The mechanism of action of triazoles is based on the inhibition of the microsomal cytochrome P450 (CYP450) monooxygenase-dependent 14-α-demethylase. The demethylation of fungal lanosterol is a two-step process involving the reduced form of nicotinamide dinucleotide phosphate (NADPH) and oxygen. As nitrogen from the triazole ring binds to the heme iron, oxidation of the methyl group is prevented. The combination of the accumulation of toxic 14-α-methylsterols and depletion of ergosterol results in the fungistatic effect (Sagatova et al. 2015).

Conclusion

The antifungal effects of imidazo[1,2-a]pyridine derivatives were investigated and it was found to effectively inhibit the growth and proliferation of different fungal strains, including drug-resistant Candida spp.
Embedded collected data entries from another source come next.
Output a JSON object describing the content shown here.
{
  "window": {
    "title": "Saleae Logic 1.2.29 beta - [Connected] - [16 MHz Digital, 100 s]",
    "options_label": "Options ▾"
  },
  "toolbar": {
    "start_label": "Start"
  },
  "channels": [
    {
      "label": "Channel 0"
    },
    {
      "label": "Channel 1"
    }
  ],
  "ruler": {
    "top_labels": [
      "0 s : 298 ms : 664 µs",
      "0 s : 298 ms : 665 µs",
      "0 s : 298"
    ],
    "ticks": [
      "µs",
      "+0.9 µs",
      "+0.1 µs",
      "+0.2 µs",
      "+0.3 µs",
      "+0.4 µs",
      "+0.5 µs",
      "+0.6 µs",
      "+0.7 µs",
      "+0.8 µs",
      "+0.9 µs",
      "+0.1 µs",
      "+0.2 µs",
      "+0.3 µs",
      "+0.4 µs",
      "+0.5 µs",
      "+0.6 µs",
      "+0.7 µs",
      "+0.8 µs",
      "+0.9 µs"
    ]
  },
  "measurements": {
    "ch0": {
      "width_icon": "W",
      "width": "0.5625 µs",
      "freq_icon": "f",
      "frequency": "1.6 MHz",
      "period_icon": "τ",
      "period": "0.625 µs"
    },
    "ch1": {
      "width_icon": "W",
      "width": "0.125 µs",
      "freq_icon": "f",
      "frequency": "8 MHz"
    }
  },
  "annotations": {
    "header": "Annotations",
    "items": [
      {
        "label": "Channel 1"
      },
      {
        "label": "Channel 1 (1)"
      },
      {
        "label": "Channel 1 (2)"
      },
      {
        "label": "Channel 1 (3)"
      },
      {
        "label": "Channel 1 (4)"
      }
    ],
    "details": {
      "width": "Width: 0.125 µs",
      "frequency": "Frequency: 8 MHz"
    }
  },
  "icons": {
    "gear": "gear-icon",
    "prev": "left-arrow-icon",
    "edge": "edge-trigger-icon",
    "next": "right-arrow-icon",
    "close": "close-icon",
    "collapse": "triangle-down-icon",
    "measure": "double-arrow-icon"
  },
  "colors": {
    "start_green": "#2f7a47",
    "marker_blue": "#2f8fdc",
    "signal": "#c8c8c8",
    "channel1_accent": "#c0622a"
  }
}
In fact, a minimum inhibitory concentration of 4 μg/mL proved sufficient in eradicating these fungal pathogens. Moreover, the in-silico analysis demonstrates that Probe II exhibits strong binding affinity to the target site of sterol 14-alpha demethylase inhibitors from C. albicans. It has been observed that Probe II effectively inhibits ergosterol formation. Preliminary cell-based assays have shown that minimal toxicity towards human blood samples and ADMET analysis indicates moderate compatibility across all the categories. These findings suggest a potential application for this new imidazole derivative in topical treatment for Candidal infections and contribute to ongoing research on the development of novel antifungal medications.

Supporting information

Additional figures all well diffusion photos, Minimum inhibitory concentration and hyphal formation inhibition from Candida are presented in PPT. Accession Codes: PDB code for Sterol 14-alpha demethylase (CYP51) protein from C. albicans is 5TZ1.